Grok, the xAI generative AI chatbot, has officially rolled out to all X (formerly Twitter) Premium+ subscribers in the U.S. CEO Elon Musk announced that the chatbot with a “rebellious streak” is part of the latest update for the app, with other locations set to receive access to Grok in the near future.

Grok Time

Grok is technically still in beta, with Musk warning of potential issues for users. Nonetheless, he said that every English language X Premium+ subscriber would be able to use Grok in the next week, with Japanese users to follow early next year. The Premium+ tier on X costs $16 a month through the web or $22 if they sign up through the iOS App Store or Google Play. Grok is set up to be both informative and irreverent, according to Musk, with a sarcastic rejection of questions it won’t answer, as opposed to ChatGPT and other chatbots, which simply decline to respond to questions they won’t answer. When Musk first unveiled Grok, he linked its approach to conversation to the The Hitchhiker’s Guide to the Galaxy series of books and radio shows created by Douglas Adams.

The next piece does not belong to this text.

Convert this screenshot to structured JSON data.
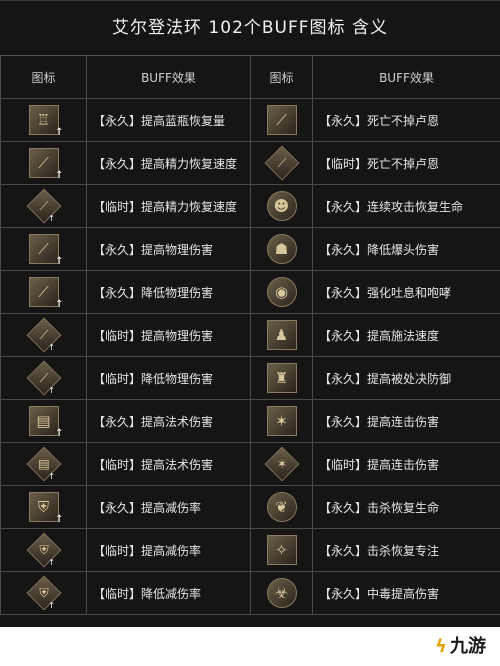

The incongruity of an app with a name plucked from Robert A. Heinlein’s Stranger in a Strange Land novel may be part of that absurdist humor or irrelevant, which admittedly would fit with Adams’ anarchic comedy style. Regardless of the reason, a personality like this makes Grok notably different from potential rivals, as Voicebot founder Bret Kinsella demonstrated in our Synthedia newsletter at the time. The ““explicit persona-oriented differentiation” is very different from what we’ve seen from other developers, except perhaps Meta and its celebrity-based AI Characters.

Grok also claims it can use posts on X to provide real-time knowledge of current events rather than relying on the more common static training data. X centered Grok’s utility around research, thanks to its large language model (LLM) Grok-1, a 63-billion-parameter model with an 8,000 data token context window, which translates to about 6,000 words for its short-term memory. The company claims Grok-1 outcompetes many of its potential rivals, which theoretically translates to Grok beating ChatGPT and other chatbots. That said, questions of accuracy, even beyond the usual generative AI hallucinations, might arise from a chatbot trained on whatever people post on social media unless there’s a vigorous data-cleaning system in place.

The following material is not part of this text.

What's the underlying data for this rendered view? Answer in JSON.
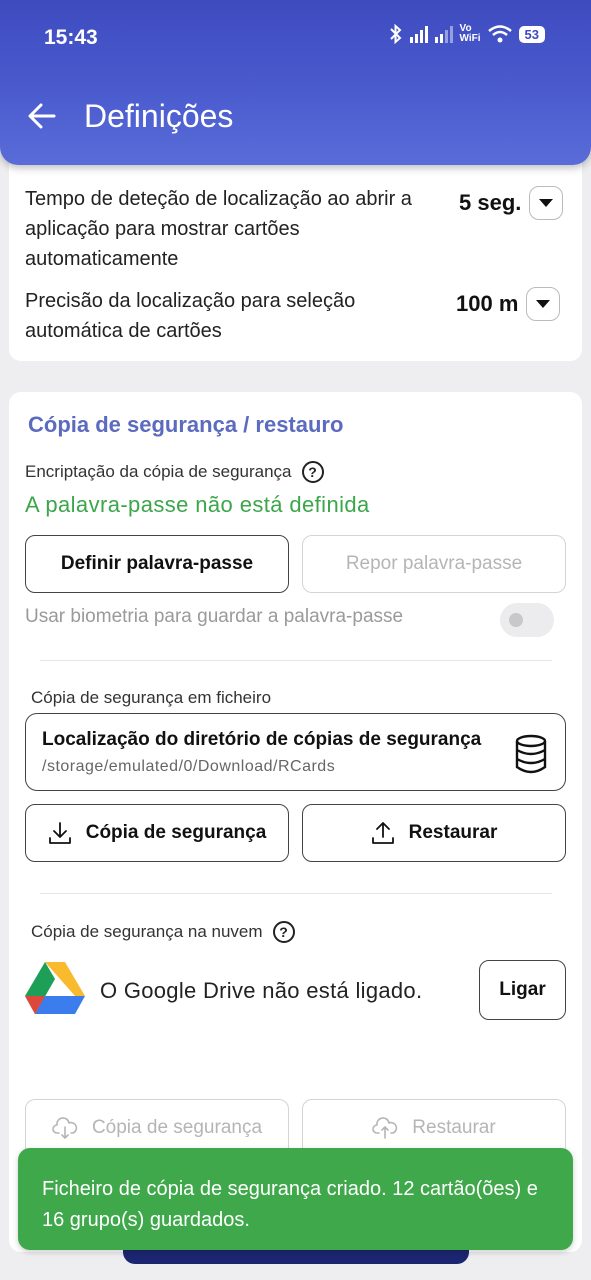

Grok represents a major milestone in Musk’s stated plans for xAI after setting up the company formally in July. He purchased around 10,000 graphics processing units (GPUs) for large language model training after taking over and renaming Twitter as X, paying about $10,000 per GPU. Notably, Twitter’s data helped train OpenAI’s models until Musk blocked the company’s access to the data last December. Musk also blamed generative AI models scraping Twitter data when he announced viewing limits on X posts. Grok certainly has an opportunity to influence the next stage of generative AI chatbots, but it faces plenty of headwinds from ChatGPT and Claude, Bard, Pi, and others. As Kinsella points out, Grok could be wildly successful in terms of X’s strategy, “even if it doesn’t replace ChatGPT as the standard for measuring generative AI products.”